1 Hour 17 Minutes - Southern/ Gatwick Express

Nearest Train Station: Haywards Heath


Grade II listed landscape at Borde Hill, which is ever-changing through the seasons and is delightful for your site and scents. There are many different corners to explore, each having a uniqueness, which has had the touch and designs of many brilliant gardeners, like artwork at a gallery. Set amongst 383 acres, you will find the Italian Gardens with a lily pool and plantings, the Jay Robin’s Rose Gardens, which were designed by Robin Williams in 1996, with an impressive 750 David Austin Roses—Round Dell, filled with Exotic sub-tropical plants, designed by Sophie Walker and a fantastic collection of champion trees.



 



1 Hour 47 Minutes - GWR + Taxi

Nearest Station:  Bradford on Avon / Freshford


Thought to be lost during World War 11, the current owners, Cartwright-Hignett family have restored and grown the delightful garden for over half a century.
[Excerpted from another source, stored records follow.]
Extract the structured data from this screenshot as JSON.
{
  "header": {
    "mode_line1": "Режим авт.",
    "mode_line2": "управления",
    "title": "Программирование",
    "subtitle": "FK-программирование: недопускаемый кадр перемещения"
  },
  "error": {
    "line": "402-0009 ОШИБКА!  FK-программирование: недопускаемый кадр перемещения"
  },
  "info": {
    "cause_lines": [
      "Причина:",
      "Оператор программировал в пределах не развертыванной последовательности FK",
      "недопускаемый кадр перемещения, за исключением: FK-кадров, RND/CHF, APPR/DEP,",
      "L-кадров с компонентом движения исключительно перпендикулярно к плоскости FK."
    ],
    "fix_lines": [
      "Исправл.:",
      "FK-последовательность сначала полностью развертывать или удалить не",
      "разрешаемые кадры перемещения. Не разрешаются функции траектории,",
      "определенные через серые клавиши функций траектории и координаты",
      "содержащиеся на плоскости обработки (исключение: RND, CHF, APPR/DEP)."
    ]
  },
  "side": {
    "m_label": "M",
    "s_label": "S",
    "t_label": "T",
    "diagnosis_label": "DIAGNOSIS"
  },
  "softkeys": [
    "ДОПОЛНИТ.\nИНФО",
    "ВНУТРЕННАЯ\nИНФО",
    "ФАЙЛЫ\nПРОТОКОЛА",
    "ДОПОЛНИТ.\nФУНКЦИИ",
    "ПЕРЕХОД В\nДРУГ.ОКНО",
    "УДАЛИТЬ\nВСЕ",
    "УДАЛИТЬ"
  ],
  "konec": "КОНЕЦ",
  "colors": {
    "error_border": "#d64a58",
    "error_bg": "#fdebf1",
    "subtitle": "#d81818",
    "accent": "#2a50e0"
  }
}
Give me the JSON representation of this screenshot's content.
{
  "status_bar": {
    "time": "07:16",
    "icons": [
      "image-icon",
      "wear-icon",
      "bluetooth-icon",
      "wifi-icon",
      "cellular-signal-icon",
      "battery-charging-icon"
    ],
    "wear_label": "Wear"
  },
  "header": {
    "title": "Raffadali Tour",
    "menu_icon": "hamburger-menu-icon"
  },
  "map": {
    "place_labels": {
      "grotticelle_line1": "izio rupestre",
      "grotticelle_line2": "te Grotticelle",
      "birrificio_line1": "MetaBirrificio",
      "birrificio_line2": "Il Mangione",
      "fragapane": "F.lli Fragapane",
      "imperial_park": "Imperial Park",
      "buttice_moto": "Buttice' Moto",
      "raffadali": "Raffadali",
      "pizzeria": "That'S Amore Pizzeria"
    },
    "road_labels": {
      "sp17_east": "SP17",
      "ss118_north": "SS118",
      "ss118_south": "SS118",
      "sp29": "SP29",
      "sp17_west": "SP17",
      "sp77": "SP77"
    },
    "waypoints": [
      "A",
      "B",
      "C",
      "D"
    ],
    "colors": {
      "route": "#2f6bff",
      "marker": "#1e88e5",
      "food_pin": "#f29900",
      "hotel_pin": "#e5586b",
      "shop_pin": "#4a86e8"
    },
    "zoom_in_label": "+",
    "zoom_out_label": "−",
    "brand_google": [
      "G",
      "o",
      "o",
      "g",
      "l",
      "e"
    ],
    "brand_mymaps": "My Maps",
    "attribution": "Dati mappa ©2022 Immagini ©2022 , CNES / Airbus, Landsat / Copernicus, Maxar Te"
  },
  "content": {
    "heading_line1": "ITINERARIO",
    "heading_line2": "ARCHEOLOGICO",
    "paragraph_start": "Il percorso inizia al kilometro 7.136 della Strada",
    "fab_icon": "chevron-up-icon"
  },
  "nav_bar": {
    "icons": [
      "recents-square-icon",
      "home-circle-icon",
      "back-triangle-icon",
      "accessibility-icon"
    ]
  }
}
They have finished and helped maintain the works of John Hignett's designs of the Oriental Garden and Harold Peto's work of the plantings, who lived at Ilford Manor from 1899-1933. He was inspired by Japanese, Roman, and Italian styles and worked under them, continuing the beauty from the Manor to the garden and bringing it back to life. Your very own secret garden to visit and enjoy.



 



Drive: 1 Hour 34 Minutes

Nearest Train Station: Woking


Starting at 60 acres, the garden was mainly woodland, and only a small section was garden. George Fergusson Wilson purchased the garden in 1878 and set himself the task to grow lilies, gentians, water plants and much more; this was an experiment to see how he could grow these complex plants, hence later earning the same as 'Oakwood Experimental Garden'. Sir Thomas Hanbury then bought the garden after George Fergusson Wilson's death, and in 1903, the RHS came on to help maintain the garden to what it is today, a colourful and large garden with a must to explore. The RHS has also continued the element of the learning and education gardening that George Fergusson Wilson had started.



 



Drive: 2 Hours

Nearest Train Station: Rye


Surrounding the 15th-century Great Dixter House, you will find nineteen different types of gardens to explore, from the front meadow to the peacock and vegetable garden; the list also features a pond. Spending a day rooming around the vibrant land filled with various plants, vegetables, hedges, and flowers is ideal. The house was once home to garden writer Christopher Lloyd, an incredible gardener. The gardens were created in 1910 and have grown and flourished since.




 



1 Hour 55 Minutes - Drive

Nearest Train Station: East Grinstead


The Garden at Gravetye Manor was developed in 1885 by a gardener and author, William Robinson. One of his books, The English Flower Garden, is still a great seller today. Robinson worked on Regents Park's New Botanical Gardens, and after his writing success, he purchased 1000 acres of the land surrounding Gravetye Manor. Among the 1000 acres, the 35 acres close to the Manor is where Robinson's creations flourished, where he learnt his love of maintaining the natural nature that grew landscapes rather than controlling, which made a delightful landscape.